Não consigo esquecer que o Primeiro-Ministro Passos Coelho, afirmou que teve dívidas às Finanças e à Segurança Social, por na altura não ter dinheiro para as pagar.
Não consigo esquecer que a Ministra das Finanças Maria Luís Albuquerque, afirmou que tínhamos os cofre cheios, e a seguir disse que teríamos que cortar 600 milhões nas já muito desvalorizadas pensões.
Não sei se será tudo um problema de bom senso, de sentido humanista, ou de mais qualquer coisa. Só sei que nada disto faz qualquer sentido.

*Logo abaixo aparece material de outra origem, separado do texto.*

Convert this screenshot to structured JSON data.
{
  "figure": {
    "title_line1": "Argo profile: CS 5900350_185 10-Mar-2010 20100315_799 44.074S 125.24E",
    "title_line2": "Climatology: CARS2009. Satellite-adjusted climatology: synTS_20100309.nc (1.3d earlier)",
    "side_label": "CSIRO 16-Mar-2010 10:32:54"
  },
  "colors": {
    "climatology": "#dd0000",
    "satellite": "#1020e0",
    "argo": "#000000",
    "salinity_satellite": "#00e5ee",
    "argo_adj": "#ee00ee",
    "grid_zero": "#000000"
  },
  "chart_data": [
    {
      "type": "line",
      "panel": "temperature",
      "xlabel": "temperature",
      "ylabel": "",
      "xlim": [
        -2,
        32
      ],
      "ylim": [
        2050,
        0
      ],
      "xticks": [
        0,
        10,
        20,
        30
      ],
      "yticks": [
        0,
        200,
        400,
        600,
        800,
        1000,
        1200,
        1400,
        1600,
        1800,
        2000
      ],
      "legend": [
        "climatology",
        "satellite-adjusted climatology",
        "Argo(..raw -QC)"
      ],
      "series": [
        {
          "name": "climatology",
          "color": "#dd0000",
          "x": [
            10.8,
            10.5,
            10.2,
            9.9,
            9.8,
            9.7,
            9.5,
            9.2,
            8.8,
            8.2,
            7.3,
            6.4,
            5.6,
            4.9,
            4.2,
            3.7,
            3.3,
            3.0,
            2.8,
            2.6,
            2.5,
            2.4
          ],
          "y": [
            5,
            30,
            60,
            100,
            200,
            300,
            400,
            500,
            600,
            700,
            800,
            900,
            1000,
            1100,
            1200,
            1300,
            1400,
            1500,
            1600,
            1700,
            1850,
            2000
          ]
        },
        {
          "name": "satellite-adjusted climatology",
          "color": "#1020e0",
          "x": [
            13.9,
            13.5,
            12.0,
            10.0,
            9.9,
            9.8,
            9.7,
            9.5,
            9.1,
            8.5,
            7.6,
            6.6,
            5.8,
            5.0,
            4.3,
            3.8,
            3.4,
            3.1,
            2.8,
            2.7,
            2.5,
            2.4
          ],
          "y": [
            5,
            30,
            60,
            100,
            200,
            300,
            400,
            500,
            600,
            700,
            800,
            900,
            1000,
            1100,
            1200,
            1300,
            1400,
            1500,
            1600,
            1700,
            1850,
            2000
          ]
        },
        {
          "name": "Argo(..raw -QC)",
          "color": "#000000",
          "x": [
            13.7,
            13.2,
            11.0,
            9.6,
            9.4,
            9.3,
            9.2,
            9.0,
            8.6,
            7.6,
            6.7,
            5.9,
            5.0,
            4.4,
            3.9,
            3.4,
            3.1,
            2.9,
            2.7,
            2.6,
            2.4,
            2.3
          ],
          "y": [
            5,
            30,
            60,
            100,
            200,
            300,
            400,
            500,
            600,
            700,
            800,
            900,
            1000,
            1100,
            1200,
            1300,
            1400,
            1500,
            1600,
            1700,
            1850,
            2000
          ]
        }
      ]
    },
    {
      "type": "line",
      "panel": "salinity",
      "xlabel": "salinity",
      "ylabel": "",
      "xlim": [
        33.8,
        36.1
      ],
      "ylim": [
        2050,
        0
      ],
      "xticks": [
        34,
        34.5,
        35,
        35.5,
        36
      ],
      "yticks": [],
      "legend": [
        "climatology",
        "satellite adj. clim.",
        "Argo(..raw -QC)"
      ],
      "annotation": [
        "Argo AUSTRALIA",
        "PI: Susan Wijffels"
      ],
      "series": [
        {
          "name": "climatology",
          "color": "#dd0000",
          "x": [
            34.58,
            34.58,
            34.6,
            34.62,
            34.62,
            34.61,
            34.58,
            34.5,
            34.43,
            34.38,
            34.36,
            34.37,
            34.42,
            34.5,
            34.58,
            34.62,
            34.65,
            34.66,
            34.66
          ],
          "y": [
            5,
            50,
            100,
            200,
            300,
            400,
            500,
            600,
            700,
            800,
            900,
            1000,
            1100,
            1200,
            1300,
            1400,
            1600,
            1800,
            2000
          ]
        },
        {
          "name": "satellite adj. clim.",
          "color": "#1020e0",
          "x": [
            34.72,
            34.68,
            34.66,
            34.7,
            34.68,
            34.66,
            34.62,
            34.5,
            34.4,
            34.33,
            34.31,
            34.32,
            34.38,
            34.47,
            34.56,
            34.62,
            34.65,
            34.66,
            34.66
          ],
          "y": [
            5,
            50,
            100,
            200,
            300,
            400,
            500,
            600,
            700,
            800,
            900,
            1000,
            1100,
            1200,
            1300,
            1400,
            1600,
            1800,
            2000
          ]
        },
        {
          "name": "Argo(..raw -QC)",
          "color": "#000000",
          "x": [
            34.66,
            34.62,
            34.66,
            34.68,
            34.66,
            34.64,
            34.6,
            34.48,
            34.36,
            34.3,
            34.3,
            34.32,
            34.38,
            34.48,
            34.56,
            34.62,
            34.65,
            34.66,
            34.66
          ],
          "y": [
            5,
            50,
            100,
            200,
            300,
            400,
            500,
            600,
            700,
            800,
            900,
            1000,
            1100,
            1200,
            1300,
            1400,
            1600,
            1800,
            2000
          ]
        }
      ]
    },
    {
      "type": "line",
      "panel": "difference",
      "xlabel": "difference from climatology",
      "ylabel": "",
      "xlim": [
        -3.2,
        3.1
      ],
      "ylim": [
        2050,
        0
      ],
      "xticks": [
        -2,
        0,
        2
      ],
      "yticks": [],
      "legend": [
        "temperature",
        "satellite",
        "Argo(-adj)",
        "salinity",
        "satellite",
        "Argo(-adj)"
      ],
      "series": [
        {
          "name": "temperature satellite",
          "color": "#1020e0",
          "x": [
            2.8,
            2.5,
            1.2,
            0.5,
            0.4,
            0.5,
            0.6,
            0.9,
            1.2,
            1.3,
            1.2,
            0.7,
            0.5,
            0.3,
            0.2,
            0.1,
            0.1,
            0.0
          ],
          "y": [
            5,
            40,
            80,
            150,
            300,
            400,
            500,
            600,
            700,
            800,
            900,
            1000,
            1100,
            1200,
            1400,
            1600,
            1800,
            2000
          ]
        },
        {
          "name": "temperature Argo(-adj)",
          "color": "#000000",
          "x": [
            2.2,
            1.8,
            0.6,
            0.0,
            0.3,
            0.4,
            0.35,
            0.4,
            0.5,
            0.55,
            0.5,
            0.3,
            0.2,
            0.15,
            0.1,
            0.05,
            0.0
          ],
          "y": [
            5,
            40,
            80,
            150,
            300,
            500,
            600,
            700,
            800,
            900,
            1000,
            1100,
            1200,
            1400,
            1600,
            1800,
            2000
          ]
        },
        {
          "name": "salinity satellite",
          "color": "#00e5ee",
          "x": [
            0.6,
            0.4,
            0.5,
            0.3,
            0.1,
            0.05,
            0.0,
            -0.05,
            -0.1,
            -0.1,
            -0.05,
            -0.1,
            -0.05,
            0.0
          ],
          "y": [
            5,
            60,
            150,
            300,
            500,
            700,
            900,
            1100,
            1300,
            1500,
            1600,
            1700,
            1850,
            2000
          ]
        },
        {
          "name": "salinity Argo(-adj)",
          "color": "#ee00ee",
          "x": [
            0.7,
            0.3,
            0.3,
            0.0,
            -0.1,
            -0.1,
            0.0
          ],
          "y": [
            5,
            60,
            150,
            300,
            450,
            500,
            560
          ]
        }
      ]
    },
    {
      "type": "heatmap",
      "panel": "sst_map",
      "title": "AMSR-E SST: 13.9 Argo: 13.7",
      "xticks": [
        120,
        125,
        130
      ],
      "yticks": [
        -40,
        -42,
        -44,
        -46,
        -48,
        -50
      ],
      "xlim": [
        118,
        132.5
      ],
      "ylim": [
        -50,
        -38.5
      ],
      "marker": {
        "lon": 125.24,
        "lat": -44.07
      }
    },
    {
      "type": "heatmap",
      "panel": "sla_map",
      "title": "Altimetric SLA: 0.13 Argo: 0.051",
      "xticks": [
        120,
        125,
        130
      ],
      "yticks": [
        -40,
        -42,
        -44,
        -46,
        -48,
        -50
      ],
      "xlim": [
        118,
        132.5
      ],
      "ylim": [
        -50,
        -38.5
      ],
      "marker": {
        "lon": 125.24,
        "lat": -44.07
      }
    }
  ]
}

Compramos todos os dias a nossa pobreza aos povos explorados e pobres, sem quaisquer direitos, da China, Índia, Bengladesh, e Madagáscar, entre outros, que produzem nas suas fábricas, parte delas deslocalizadas dos nossos países, sem perceber que quem ganha a fatia de leão, são as grandes marcas e os intermediários, sem que ninguém ouse dizer que o Rei vai nu. E devagar, devagarinho, lá vamos nós escorregando para uma pobreza cada vez maior. Quando dermos por isso, já estaremos muito mais pobres do que eles, já nem teremos energia para reclamar.
Poder-se-á chamar a isto capitalismo selvagem, ou outra coisa qualquer. E nós cada vez mais pobres.
Exceto pessoas como o Presidente da República, o Primeiro-Ministro e a Ministra das Finanças. Estes, quando muito só continuarão pobres de espírito. Cumprimentos.